Globalisation drove the world a lot closer with culture spreading from the rich world to the third world, including countries such as China and India with a rich cultural history of their own. However, there seems to be a reversal of sorts with the emergence of hyper nationalist strong men at the helm propagating a return to roots. This fascinating piece in The Economist points to research which has studied the cultural movement of various countries over 25yrs, which shows that the trend of aping the west isn’t that straight forward. The piece is worth a read given the graphic detail which helps visualise these trends including a fun interactive exercise which asks the reader to plot where America, China, Sweden and Pakistan would lie on a chart with the y-axis ranging from traditional to secular and the x-axis from survival (tribalism) to self-expression (individualism).

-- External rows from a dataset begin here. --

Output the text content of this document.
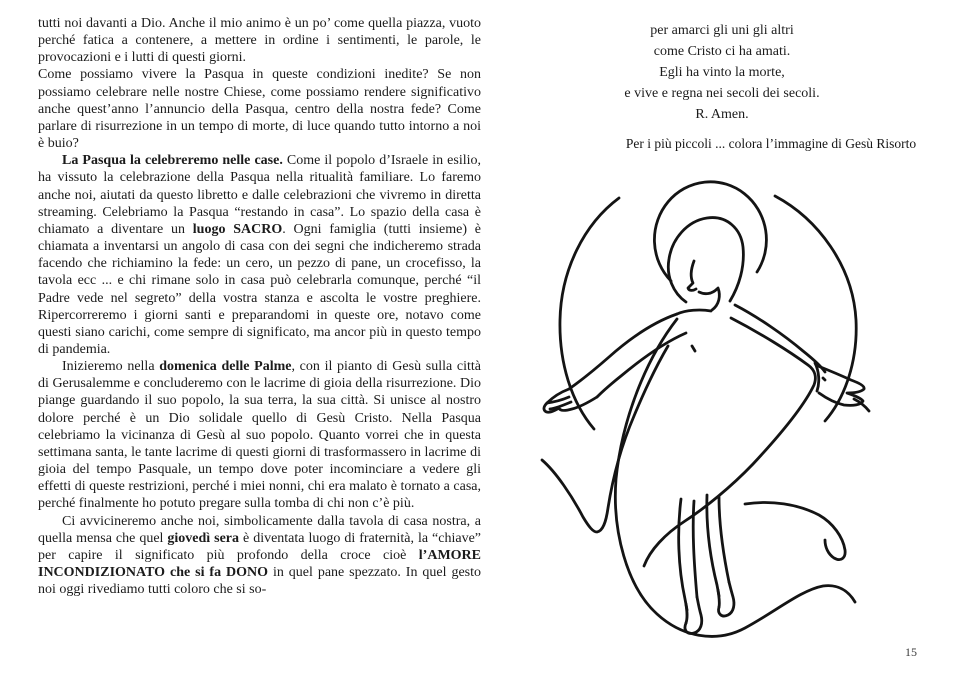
tutti noi davanti a Dio. Anche il mio animo è un po’ come quella piazza, vuoto perché fatica a contenere, a mettere in ordine i sentimenti, le parole, le provocazioni e i lutti di questi giorni.

Come possiamo vivere la Pasqua in queste condizioni inedite? Se non possiamo celebrare nelle nostre Chiese, come possiamo rendere significativo anche quest’anno l’annuncio della Pasqua, centro della nostra fede? Come parlare di risurrezione in un tempo di morte, di luce quando tutto intorno a noi è buio?

La Pasqua la celebreremo nelle case. Come il popolo d’Israele in esilio, ha vissuto la celebrazione della Pasqua nella ritualità familiare. Lo faremo anche noi, aiutati da questo libretto e dalle celebrazioni che vivremo in diretta streaming. Celebriamo la Pasqua “restando in casa”. Lo spazio della casa è chiamato a diventare un luogo SACRO. Ogni famiglia (tutti insieme) è chiamata a inventarsi un angolo di casa con dei segni che indicheremo strada facendo che richiamino la fede: un cero, un pezzo di pane, un crocefisso, la tavola ecc ... e chi rimane solo in casa può celebrarla comunque, perché “il Padre vede nel segreto” della vostra stanza e ascolta le vostre preghiere. Ripercorreremo i giorni santi e preparandomi in queste ore, notavo come questi siano carichi, come sempre di significato, ma ancor più in questo tempo di pandemia.

Inizieremo nella domenica delle Palme, con il pianto di Gesù sulla città di Gerusalemme e concluderemo con le lacrime di gioia della risurrezione. Dio piange guardando il suo popolo, la sua terra, la sua città. Si unisce al nostro dolore perché è un Dio solidale quello di Gesù Cristo. Nella Pasqua celebriamo la vicinanza di Gesù al suo popolo. Quanto vorrei che in questa settimana santa, le tante lacrime di questi giorni di trasformassero in lacrime di gioia del tempo Pasquale, un tempo dove poter incominciare a vedere gli effetti di queste restrizioni, perché i miei nonni, chi era malato è tornato a casa, perché finalmente ho potuto pregare sulla tomba di chi non c’è più.

Ci avvicineremo anche noi, simbolicamente dalla tavola di casa nostra, a quella mensa che quel giovedì sera è diventata luogo di fraternità, la “chiave” per capire il significato più profondo della croce cioè l’AMORE INCONDIZIONATO che si fa DONO in quel pane spezzato. In quel gesto noi oggi rivediamo tutti coloro che si so-

per amarci gli uni gli altri
come Cristo ci ha amati.
Egli ha vinto la morte,
e vive e regna nei secoli dei secoli.
R. Amen.
Per i più piccoli ... colora l’immagine di Gesù Risorto
15
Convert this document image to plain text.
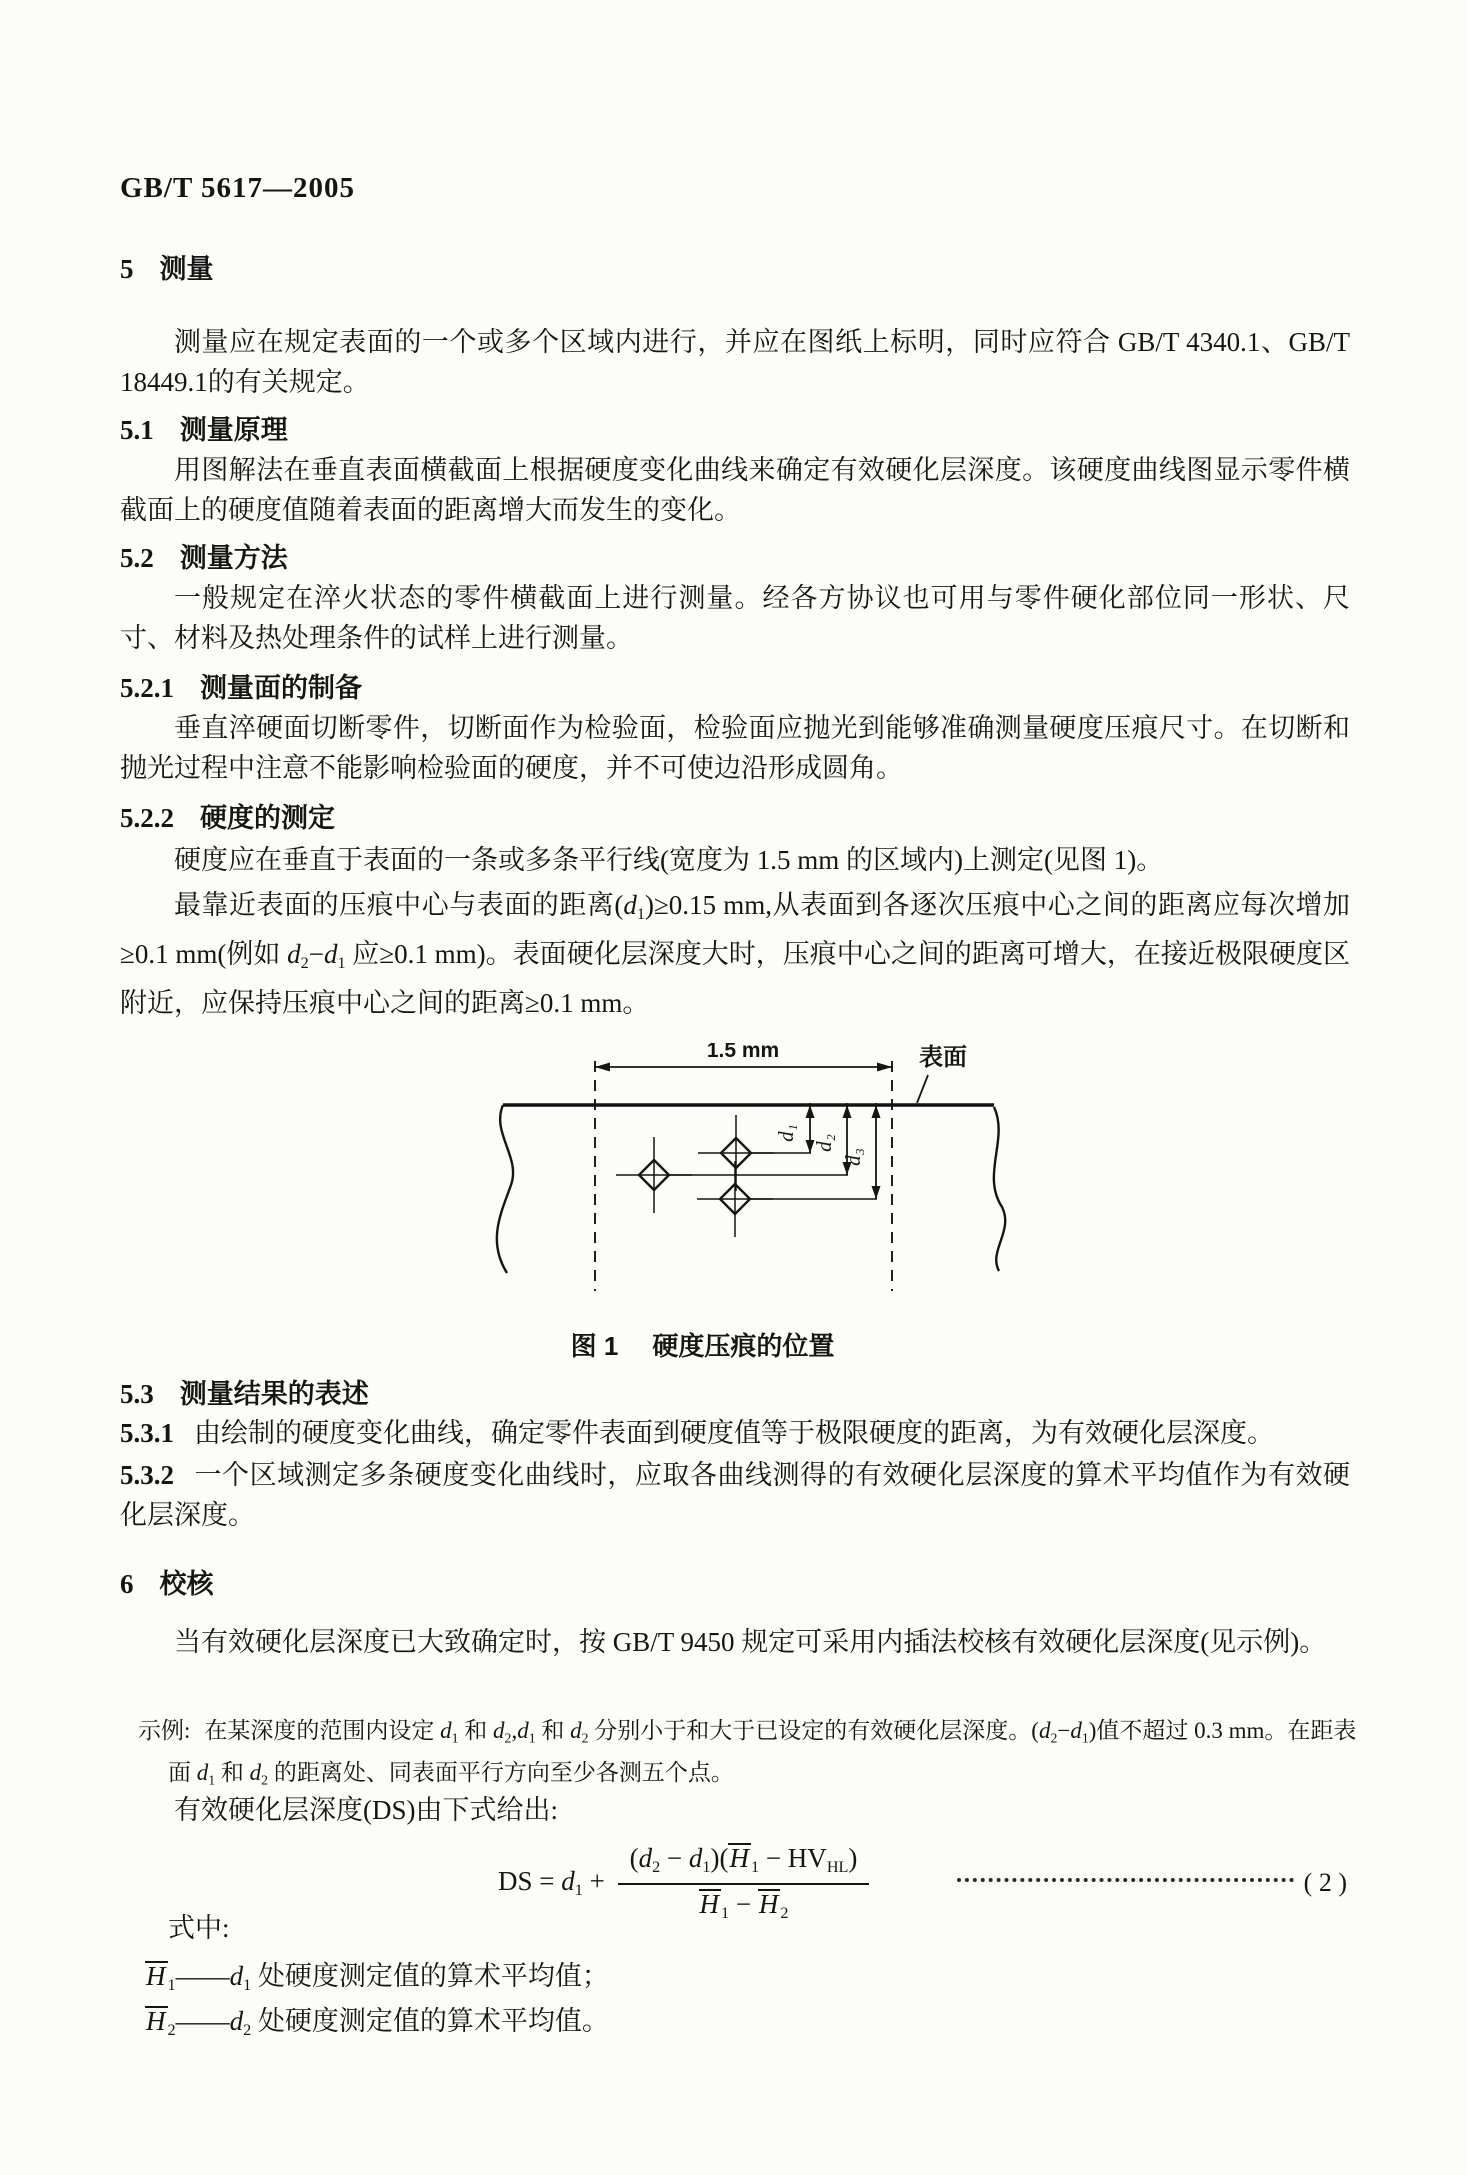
GB/T 5617—2005
5 测量
测量应在规定表面的一个或多个区域内进行，并应在图纸上标明，同时应符合 GB/T 4340.1、GB/T 18449.1的有关规定。
5.1 测量原理
用图解法在垂直表面横截面上根据硬度变化曲线来确定有效硬化层深度。该硬度曲线图显示零件横截面上的硬度值随着表面的距离增大而发生的变化。
5.2 测量方法
一般规定在淬火状态的零件横截面上进行测量。经各方协议也可用与零件硬化部位同一形状、尺寸、材料及热处理条件的试样上进行测量。
5.2.1 测量面的制备
垂直淬硬面切断零件，切断面作为检验面，检验面应抛光到能够准确测量硬度压痕尺寸。在切断和抛光过程中注意不能影响检验面的硬度，并不可使边沿形成圆角。
5.2.2 硬度的测定
硬度应在垂直于表面的一条或多条平行线(宽度为 1.5 mm 的区域内)上测定(见图 1)。
最靠近表面的压痕中心与表面的距离(d1)≥0.15 mm,从表面到各逐次压痕中心之间的距离应每次增加≥0.1 mm(例如 d2−d1 应≥0.1 mm)。表面硬化层深度大时，压痕中心之间的距离可增大，在接近极限硬度区附近，应保持压痕中心之间的距离≥0.1 mm。
1.5 mm	表面
d₁
d₂
d₃
图 1 硬度压痕的位置
5.3 测量结果的表述
5.3.1 由绘制的硬度变化曲线，确定零件表面到硬度值等于极限硬度的距离，为有效硬化层深度。
5.3.2 一个区域测定多条硬度变化曲线时，应取各曲线测得的有效硬化层深度的算术平均值作为有效硬化层深度。
6 校核
当有效硬化层深度已大致确定时，按 GB/T 9450 规定可采用内插法校核有效硬化层深度(见示例)。
示例: 在某深度的范围内设定 d1 和 d2,d1 和 d2 分别小于和大于已设定的有效硬化层深度。(d2−d1)值不超过 0.3 mm。在距表面 d1 和 d2 的距离处、同表面平行方向至少各测五个点。
有效硬化层深度(DS)由下式给出:
DS = $d1 + \frac{\text{(d2 − d1)(H 1 − HVHL)}}{H 1 - H 2}$	( 2 )
式中:
H 1——d1 处硬度测定值的算术平均值；
H 2——d2 处硬度测定值的算术平均值。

Some interesting takeaways from the chart:
“Take the map from the survey wave ending in 1998. In some ways it looks similar to today’s. In both, Protestant Europeans are the most secular and individualistic. Catholic Europeans hold similar views, though less strongly. In Islamic and African countries, religion and family hold sway. What the WVS calls “Confucian” countries, including China, Japan and South Korea, are a mixture. They hold secular values as strongly as Europeans; when responding to assertions such as “where religion and science conflict, religion is always right”, they are even less likely to agree than Germans or Dutch. But they are nothing like as tolerant as those nations towards gay people and other minorities.

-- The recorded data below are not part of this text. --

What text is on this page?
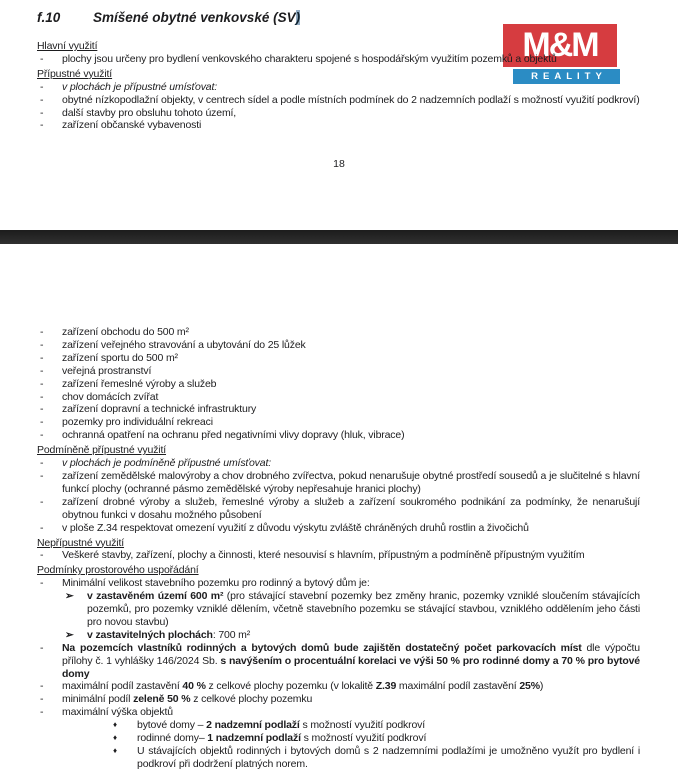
f.10 Smíšené obytné venkovské (SV)
M&M
REALITY
Hlavní využití
-	plochy jsou určeny pro bydlení venkovského charakteru spojené s hospodářským využitím pozemků a objektů
Přípustné využití
-	v plochách je přípustné umísťovat:
-	obytné nízkopodlažní objekty, v centrech sídel a podle místních podmínek do 2 nadzemních podlaží s možností využití podkroví)
-	další stavby pro obsluhu tohoto území,
-	zařízení občanské vybavenosti
18
-	zařízení obchodu do 500 m²
-	zařízení veřejného stravování a ubytování do 25 lůžek
-	zařízení sportu do 500 m²
-	veřejná prostranství
-	zařízení řemeslné výroby a služeb
-	chov domácích zvířat
-	zařízení dopravní a technické infrastruktury
-	pozemky pro individuální rekreaci
-	ochranná opatření na ochranu před negativními vlivy dopravy (hluk, vibrace)
Podmíněně přípustné využití
-	v plochách je podmíněně přípustné umísťovat:
-	zařízení zemědělské malovýroby a chov drobného zvířectva, pokud nenarušuje obytné prostředí sousedů a je slučitelné s hlavní funkcí plochy (ochranné pásmo zemědělské výroby nepřesahuje hranici plochy)
-	zařízení drobné výroby a služeb, řemeslné výroby a služeb a zařízení soukromého podnikání za podmínky, že nenarušují obytnou funkci v dosahu možného působení
-	v ploše Z.34 respektovat omezení využití z důvodu výskytu zvláště chráněných druhů rostlin a živočichů
Nepřípustné využití
-	Veškeré stavby, zařízení, plochy a činnosti, které nesouvisí s hlavním, přípustným a podmíněně přípustným využitím
Podmínky prostorového uspořádání
-	Minimální velikost stavebního pozemku pro rodinný a bytový dům je:
➢	v zastavěném území 600 m² (pro stávající stavební pozemky bez změny hranic, pozemky vzniklé sloučením stávajících pozemků, pro pozemky vzniklé dělením, včetně stavebního pozemku se stávající stavbou, vzniklého oddělením jeho části pro novou stavbu)
➢	v zastavitelných plochách: 700 m²
-	Na pozemcích vlastníků rodinných a bytových domů bude zajištěn dostatečný počet parkovacích míst dle výpočtu přílohy č. 1 vyhlášky 146/2024 Sb. s navýšením o procentuální korelaci ve výši 50 % pro rodinné domy a 70 % pro bytové domy
-	maximální podíl zastavění 40 % z celkové plochy pozemku (v lokalitě Z.39 maximální podíl zastavění 25%)
-	minimální podíl zeleně 50 % z celkové plochy pozemku
-	maximální výška objektů
♦	bytové domy – 2 nadzemní podlaží s možností využití podkroví
♦	rodinné domy– 1 nadzemní podlaží s možností využití podkroví
♦	U stávajících objektů rodinných i bytových domů s 2 nadzemními podlažími je umožněno využít pro bydlení i podkroví při dodržení platných norem.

Two decades ago a group of countries combined religious conviction with support for individualism and self-expression, that is, a sort of hybrid of traditional and modern values. They included America, Ireland and some Latin American countries, such as Venezuela. This amalgam put them at the bottom right corner. Many Orthodox countries (such as Russia and Romania) showed the inverse: weak religious values but strong “tribal”, or collective, ones. They were irreligious ethno-nationalists, clustered in the top left.
If you look at the map of 1998, you will see countries scattered across all four quadrants. In the map of 2023, by contrast, most are in just two. The outliers of bottom right and top left are fewer. Most countries are now aligned along a diagonal that starts in the bottom left, with strong traditional and collective values, and rises towards the top right, with more secular values and individualism. In 2023 there is a clear “best fit” line. In 1998, there was not.
On the face of it, this shift suggests that people do think differently as they escape from poverty and insecurity. The diagonal line implies that countries are either traditional-cum-collective or rational-cum-individualistic. The poorest countries are (mostly) at one end and the richest (mostly) at the other.
Eventually, presumably, poorer countries will shuffle along the diagonal.”
Many such fascinating insights from the research but the article ends with questions about geo-political implications from such cultural shifts. Particularly worth highlighting how cultural factors have also contributed to the current cold war between America and China:
“Disagreements about values also pervade the superpower rivalry between America and China. Chinese leaders complain endlessly that there are no such things as “the so-called universal values of the West” (as Xi Jinping, China’s president, puts it), and that appeals by the American government to such values are a mere smokescreen for a new kind of imperialism….
…The WVS implies that secular and liberal values are no more universal than religious and authoritarian ones. The two sets of values sit at opposite ends of the same spectrum of opinion; both are ways in which people adapt to their circumstances, whether secure or insecure. In that sense Mr Xi and others have a point: such values are not universal. But they are not entirely conditional upon a country’s history or political culture.
As a rule of thumb, as prosperity spreads, life expectancy rises, fertility rates fall, and education expands, people tend to move towards the secular/rational end of the spectrum. Mr Welzel describes this as a shift in mindset from “prevention focus” (in which people’s main concern is preventing harm and loss to themselves and their family) to what he calls “promotion focus” (under which people seek self-expression and freedom of choice about how to live their lives).
The WVS, however, finds that the speed at which this shift happens varies greatly in different countries. In some places it even goes into reverse. Different generations adjust more or less readily. Governments intervene to slow things down if it suits them. And it is clear that getting wealthier is not necessarily enough to trigger the shift in values, because countries that are getting richer can often feel less secure.
For all these reasons, traditional ways of thinking persist and the convergence of values widely expected to accompany economic growth is far from complete. Yet the impact of greater security on people’s values does not go away. Slowly, unsurely, religious and authoritarian values tend to lose some of their appeal; secular and liberal values tend to gain. And the battle over values plays out between the two poles.”